Dass die stets harte politische Konkurrenz um Regierungsmacht im Wahlkampf “mit ausgestreckter Hand“ zum politischen Gegner zu führen sei, dieser Aussage — ausgerechnet eines Spitzenpolitikers mit einigen Semestern Politikstudium — gebührt der Sieg im Wettbewerb um die größte Heuchelei des Monats Februar 2023!

Und diese größte politische Heuchelei des Monats liefert dann im Unterschied zum Diktum Markworts nicht Nancy Faeser sondern:

Kevin Kühnert, Generalsekretär der SPD.

*1) FOCUS Magazin | Nr. 7 (2023). Helmut Markworts Tagebuch … Dienstag: Der heuchlerischste Satz des Monats stammt von Nancy Faeser. Samstag, 11.02.2023; https://www.focus.de/politik/deutschland/rubriken-ausschluss-kandidat-hans-georg-maassen-steht-rechts-in-der-cdu-nicht-allein-da_id_185435560.html

*2) SPD. Faeser will als Bundesministerin Hessen-SPD in den Wahlkampf führen. Aktualisiert am 2. Februar 2023; https://www.zeit.de/politik/deutschland/2023-02/nancy-faeser-spd-hessen-bundesinnenministerin. Kritik von Sicherheitspolitikern und auch Grünen wegen der Doppelbelastung und der Parallele zu N. Röttgens CDU-Spitzenkandidatur in NRW (Stichworte “Vollkasko-Kandidatur“, “Rückfahrschein“ bei Scheitern) hatte die SPD-Chefin S. Esken zunächst noch zurückweisen wollen: „Kluge Menschen lernen aus ihren Fehlern, klügere auch aus den Fehlern anderer.“ Siehe: SPD will bei möglicher Faeser-Kandidatur Röttgen-Fehler vermeiden, von dts Nachrichtenagentur. 31.12.2022; https://regionalheute.de/spd-will-bei-moeglicher-faeser-kandidatur-roettgen-fehler-vermeiden-1672441267/

*3) Berlin-Wahl: CDU will „Berlin-Koalition anführen“ von Katrin Meyer. Datum:13.02.2023 00:14 Uhr; https://www.zdf.de/nachrichten/politik/ergebnisse-berlin-wahl-100.html. Siehe hier die Videos: Bundespolitische Reaktionen „Die CDU hat die Berlin-Wahl gewonnen, die SPD hat verloren. Wie die Parteien auf Bundesebene auf die Abgeordnetenhauswahl reagieren.“ Datum: 12.02.2023 und „Der Stellvertretende Vorsitzende der CDU, Carsten Linnemann, sieht das Wahlergebnis als Zeichen dafür, dass die Menschen einen Regierungswechsel wollen.“ Datum: 12.02.2023. Ferner: CDU-Generalsekretär Mario Czaja „Die jetzige Regierung ist abgewählt.“ Jeder Anstand verbiete es, dass die noch amtierende Regierung weitermache.

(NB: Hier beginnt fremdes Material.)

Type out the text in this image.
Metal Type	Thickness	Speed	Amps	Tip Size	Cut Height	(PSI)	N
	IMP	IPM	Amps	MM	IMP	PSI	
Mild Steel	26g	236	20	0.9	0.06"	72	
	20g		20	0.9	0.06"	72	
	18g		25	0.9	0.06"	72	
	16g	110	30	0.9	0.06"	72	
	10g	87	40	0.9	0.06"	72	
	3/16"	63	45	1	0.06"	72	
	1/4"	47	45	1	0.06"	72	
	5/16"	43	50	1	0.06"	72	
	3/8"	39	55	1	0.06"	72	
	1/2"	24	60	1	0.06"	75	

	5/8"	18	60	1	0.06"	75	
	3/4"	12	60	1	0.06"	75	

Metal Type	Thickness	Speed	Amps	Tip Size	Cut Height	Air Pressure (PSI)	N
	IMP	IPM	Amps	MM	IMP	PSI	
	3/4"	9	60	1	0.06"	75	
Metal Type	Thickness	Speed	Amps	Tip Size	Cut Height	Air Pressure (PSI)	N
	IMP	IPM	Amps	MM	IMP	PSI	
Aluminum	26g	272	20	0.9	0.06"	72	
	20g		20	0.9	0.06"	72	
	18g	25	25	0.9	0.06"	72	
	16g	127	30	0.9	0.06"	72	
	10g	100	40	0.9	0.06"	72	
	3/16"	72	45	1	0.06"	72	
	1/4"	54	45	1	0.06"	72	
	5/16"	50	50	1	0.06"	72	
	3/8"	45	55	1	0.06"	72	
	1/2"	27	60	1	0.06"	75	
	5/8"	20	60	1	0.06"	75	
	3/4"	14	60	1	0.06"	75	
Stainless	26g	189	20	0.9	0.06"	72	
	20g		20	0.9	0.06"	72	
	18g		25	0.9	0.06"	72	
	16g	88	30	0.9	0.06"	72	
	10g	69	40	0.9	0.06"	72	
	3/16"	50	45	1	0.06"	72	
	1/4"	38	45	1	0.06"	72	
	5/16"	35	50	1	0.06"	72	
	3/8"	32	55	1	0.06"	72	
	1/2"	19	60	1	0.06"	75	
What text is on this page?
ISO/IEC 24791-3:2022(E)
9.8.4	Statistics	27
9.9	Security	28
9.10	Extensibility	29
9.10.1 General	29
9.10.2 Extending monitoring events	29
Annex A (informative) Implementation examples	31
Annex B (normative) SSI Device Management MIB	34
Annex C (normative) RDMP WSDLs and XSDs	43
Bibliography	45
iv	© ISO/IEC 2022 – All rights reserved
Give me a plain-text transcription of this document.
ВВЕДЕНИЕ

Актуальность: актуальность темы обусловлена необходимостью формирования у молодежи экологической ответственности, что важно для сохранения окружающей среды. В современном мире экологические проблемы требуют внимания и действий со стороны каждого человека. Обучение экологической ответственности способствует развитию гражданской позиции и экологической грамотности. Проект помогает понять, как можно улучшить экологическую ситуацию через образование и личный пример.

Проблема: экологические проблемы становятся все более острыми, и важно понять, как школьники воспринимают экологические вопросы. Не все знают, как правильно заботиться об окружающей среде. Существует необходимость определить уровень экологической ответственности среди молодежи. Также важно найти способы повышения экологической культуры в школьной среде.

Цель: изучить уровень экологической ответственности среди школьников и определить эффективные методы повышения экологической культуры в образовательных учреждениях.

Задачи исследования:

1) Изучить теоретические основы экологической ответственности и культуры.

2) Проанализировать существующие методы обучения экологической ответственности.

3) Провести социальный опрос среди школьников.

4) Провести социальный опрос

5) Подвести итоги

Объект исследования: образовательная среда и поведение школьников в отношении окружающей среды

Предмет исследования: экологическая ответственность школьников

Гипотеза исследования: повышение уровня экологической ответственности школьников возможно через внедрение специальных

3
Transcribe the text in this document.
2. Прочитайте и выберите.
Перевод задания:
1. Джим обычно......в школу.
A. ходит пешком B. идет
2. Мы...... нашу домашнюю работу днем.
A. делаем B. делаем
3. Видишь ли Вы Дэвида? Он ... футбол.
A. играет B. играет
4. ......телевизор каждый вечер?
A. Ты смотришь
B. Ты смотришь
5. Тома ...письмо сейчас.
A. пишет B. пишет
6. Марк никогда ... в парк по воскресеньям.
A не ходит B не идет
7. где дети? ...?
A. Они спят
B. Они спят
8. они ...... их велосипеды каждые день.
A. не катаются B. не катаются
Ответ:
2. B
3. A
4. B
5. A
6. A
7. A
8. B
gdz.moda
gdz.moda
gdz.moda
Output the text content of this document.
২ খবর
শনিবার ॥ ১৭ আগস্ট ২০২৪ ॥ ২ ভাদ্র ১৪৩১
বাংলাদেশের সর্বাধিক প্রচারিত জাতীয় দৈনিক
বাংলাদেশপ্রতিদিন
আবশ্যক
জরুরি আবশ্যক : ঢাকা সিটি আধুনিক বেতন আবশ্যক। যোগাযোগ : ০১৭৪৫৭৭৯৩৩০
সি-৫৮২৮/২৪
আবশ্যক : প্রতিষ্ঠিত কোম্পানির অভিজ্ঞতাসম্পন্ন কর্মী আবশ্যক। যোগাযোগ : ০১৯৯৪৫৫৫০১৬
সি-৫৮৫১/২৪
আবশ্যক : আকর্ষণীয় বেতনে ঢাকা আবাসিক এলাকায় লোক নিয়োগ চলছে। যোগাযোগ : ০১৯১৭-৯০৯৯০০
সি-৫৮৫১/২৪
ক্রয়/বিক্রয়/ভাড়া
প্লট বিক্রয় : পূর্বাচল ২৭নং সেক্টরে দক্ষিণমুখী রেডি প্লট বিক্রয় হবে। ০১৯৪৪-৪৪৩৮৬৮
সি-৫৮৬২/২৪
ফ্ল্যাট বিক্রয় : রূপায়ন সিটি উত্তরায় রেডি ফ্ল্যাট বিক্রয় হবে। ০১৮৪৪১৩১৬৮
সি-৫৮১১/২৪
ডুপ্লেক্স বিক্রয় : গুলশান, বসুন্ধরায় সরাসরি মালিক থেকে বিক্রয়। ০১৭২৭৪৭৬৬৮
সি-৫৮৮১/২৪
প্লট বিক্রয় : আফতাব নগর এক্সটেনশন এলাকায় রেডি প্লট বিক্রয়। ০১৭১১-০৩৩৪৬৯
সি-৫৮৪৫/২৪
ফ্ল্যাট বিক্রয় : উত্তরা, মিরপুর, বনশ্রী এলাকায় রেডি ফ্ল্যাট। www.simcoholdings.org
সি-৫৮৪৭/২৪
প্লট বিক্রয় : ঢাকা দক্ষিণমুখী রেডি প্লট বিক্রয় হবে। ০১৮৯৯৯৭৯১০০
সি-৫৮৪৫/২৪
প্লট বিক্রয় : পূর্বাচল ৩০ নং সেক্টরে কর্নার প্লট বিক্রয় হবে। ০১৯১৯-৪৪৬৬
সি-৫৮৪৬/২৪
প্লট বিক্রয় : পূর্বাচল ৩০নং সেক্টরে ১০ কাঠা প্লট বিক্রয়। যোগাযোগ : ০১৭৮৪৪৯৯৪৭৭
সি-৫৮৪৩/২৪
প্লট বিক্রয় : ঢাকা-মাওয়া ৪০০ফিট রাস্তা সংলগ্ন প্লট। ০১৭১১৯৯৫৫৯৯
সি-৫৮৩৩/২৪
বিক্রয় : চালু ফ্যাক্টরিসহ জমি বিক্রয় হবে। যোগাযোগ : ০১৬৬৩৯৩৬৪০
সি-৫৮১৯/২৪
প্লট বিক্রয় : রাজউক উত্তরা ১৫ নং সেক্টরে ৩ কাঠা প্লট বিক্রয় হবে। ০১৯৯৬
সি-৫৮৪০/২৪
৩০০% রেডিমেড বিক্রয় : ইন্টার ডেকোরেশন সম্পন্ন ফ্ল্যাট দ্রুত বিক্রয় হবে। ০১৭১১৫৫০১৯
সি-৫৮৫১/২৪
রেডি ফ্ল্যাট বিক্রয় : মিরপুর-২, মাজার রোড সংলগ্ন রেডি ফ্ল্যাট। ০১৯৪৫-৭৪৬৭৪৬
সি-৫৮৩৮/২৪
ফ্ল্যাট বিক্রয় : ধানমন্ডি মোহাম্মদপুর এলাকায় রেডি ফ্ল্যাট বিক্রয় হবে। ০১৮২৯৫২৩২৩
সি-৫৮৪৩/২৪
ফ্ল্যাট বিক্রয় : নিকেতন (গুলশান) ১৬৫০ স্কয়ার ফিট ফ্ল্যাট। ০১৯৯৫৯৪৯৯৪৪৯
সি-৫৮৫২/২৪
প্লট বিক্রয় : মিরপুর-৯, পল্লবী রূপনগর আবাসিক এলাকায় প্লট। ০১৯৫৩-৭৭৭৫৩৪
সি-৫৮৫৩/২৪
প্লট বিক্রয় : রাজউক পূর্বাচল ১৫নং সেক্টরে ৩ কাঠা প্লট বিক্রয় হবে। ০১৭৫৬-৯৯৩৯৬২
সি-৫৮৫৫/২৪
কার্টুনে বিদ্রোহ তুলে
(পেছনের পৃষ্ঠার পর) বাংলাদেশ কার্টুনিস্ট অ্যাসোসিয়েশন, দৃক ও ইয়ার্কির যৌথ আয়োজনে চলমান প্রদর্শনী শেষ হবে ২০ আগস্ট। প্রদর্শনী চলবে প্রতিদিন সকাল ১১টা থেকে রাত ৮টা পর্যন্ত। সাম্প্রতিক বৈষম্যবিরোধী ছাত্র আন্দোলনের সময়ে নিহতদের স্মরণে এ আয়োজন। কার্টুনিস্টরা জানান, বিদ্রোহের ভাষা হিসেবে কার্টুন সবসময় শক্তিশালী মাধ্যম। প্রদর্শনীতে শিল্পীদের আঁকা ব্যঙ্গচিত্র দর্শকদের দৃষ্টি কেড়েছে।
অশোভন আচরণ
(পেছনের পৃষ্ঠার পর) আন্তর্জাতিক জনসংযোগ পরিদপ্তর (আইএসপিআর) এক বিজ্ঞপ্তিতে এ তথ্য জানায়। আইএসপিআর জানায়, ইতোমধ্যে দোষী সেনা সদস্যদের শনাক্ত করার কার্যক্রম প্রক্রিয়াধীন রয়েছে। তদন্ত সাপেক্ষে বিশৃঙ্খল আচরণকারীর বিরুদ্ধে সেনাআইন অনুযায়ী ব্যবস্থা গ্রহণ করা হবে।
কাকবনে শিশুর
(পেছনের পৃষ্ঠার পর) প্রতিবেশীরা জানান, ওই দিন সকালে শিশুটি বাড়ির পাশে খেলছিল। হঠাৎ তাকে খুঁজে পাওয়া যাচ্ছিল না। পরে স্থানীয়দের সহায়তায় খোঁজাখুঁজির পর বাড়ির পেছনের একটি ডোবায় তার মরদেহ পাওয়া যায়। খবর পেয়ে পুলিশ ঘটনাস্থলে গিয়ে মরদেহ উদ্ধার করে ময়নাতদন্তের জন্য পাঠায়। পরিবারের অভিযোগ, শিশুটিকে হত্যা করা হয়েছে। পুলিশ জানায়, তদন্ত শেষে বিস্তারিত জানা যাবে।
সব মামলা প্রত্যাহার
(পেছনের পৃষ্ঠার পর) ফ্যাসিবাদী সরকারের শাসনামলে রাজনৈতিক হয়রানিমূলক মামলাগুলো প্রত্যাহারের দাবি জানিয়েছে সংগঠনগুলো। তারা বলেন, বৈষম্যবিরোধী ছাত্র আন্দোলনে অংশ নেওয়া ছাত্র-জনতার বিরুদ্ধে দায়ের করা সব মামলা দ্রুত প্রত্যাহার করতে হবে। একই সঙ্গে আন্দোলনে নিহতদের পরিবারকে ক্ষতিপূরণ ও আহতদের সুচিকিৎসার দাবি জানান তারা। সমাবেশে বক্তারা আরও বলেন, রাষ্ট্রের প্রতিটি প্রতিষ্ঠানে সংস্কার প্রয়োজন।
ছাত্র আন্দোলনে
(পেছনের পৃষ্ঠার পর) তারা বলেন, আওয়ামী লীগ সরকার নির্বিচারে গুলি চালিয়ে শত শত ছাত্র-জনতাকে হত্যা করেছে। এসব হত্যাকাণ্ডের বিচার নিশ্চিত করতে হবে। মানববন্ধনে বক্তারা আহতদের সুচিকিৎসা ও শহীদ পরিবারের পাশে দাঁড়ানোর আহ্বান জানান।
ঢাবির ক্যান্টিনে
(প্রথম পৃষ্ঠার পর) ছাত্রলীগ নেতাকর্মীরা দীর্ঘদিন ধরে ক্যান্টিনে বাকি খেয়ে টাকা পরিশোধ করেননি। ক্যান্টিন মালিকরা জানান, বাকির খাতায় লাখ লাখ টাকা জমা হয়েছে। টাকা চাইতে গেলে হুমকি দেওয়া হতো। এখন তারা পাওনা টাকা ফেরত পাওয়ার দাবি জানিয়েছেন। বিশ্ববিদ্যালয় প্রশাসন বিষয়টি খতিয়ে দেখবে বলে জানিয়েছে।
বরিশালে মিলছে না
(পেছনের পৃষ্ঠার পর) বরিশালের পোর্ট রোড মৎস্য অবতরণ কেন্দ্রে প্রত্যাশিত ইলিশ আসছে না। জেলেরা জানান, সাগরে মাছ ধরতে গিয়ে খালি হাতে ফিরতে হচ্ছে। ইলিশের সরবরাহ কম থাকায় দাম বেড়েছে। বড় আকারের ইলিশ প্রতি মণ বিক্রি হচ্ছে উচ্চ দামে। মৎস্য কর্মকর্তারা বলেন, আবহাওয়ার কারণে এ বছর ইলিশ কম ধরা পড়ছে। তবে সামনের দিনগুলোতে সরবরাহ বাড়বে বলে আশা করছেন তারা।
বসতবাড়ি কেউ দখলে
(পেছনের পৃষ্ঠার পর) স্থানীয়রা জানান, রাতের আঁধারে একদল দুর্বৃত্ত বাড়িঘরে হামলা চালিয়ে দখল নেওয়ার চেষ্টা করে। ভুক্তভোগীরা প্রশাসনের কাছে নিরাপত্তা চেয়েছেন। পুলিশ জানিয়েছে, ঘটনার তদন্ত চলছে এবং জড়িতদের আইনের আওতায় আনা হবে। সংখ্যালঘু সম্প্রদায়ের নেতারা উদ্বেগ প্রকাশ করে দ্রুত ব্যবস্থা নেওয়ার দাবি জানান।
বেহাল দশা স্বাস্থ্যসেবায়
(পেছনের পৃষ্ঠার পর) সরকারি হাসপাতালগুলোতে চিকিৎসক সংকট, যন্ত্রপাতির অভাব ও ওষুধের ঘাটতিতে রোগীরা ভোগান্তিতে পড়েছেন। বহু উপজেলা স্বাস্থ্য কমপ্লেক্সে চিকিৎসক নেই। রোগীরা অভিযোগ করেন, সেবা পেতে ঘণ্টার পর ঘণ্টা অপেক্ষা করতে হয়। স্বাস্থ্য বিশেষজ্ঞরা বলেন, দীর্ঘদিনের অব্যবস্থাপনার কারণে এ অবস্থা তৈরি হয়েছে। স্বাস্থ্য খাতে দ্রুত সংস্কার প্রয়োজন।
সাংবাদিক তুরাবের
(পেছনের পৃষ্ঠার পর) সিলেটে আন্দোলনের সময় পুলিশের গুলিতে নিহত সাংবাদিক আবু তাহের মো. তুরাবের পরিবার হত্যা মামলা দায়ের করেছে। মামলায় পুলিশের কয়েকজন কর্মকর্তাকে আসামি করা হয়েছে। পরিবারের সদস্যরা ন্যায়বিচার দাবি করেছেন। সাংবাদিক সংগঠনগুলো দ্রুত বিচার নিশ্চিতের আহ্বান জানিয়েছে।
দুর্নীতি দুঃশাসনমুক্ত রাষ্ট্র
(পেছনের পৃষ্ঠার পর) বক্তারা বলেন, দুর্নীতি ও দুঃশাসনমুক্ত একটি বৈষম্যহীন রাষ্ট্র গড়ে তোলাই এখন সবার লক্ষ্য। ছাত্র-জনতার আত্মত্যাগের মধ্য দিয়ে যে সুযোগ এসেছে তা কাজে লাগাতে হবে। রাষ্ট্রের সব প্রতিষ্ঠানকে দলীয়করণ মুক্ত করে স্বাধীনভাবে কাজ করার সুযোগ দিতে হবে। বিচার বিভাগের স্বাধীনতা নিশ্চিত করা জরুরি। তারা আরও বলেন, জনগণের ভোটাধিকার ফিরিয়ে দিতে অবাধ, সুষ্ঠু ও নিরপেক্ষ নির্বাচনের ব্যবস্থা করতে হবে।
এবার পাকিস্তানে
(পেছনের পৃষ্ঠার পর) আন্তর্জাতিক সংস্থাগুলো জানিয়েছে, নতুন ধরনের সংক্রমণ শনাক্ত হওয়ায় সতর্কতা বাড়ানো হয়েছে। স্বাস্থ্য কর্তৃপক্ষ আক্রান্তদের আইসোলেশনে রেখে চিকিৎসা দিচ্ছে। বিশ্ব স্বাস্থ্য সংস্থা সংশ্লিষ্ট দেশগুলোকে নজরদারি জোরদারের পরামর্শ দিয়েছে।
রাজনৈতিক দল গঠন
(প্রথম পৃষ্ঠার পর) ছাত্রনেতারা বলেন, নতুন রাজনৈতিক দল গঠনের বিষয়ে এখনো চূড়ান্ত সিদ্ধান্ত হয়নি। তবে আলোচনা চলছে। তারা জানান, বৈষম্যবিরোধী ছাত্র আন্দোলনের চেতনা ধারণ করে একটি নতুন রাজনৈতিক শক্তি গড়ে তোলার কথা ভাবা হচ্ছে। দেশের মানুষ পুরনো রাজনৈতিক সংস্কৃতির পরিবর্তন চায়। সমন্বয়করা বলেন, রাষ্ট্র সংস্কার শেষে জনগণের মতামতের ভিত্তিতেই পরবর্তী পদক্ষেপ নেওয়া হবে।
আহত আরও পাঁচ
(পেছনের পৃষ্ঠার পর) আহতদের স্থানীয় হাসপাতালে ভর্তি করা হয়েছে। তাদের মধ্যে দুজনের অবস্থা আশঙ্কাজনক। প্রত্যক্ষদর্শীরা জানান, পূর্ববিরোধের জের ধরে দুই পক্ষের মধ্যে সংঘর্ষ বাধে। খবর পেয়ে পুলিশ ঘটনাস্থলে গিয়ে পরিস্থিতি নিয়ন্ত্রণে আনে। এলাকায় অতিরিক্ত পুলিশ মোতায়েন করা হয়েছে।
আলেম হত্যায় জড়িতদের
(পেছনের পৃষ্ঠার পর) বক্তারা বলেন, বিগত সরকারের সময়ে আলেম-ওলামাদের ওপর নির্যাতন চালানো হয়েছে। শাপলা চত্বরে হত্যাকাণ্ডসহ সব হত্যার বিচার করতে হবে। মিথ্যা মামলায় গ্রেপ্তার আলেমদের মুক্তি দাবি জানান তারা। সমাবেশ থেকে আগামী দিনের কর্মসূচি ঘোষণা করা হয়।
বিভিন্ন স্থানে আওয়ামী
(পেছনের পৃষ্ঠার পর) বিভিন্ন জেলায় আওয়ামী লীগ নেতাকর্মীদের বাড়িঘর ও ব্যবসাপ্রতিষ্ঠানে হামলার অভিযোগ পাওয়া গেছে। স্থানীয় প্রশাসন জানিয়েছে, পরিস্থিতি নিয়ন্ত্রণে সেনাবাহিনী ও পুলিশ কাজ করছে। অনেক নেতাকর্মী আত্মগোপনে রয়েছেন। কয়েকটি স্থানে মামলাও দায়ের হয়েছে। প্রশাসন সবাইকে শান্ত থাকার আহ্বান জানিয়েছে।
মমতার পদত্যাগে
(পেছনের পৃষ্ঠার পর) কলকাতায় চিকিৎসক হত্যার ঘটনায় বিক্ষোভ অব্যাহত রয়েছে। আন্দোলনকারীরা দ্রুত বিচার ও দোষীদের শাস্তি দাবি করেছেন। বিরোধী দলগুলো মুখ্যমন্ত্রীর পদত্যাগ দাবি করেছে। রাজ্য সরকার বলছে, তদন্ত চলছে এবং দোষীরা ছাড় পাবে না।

*4) Siehe: Frankfurter Rundschau/Newsticker zur Berlinwahl. Erste neue Zahlen zur Berlin-Wahl: Übersehene Wahlzettel ausgezählt – Giffey droht Herzschlag-Finale. Erstellt: 16.02.2023, 05:50 Uhr. Von: Florian Naumann, Jens Kiffmeier, Andreas Schmid, Hannes Niemeyer, Felix Durach, Fabian Müller. https://www.fr.de/politik/berlin-wahl-news-live-neue-ergebnisse-pannen-fehler-franziska-giffey-mehrheit-ticker-zr-92082493.html … Update vom 12. Februar, 18.22 Uhr: SPD-Generalsekretär Kevin Kühnert hat in der ARD Stellung zu möglichen Koalitionen bezogen. „Die CDU hat keinen Wahlkampf der ausgestreckten Hand geführt, sondern eher Türen zugemacht“, sagte Kühnert.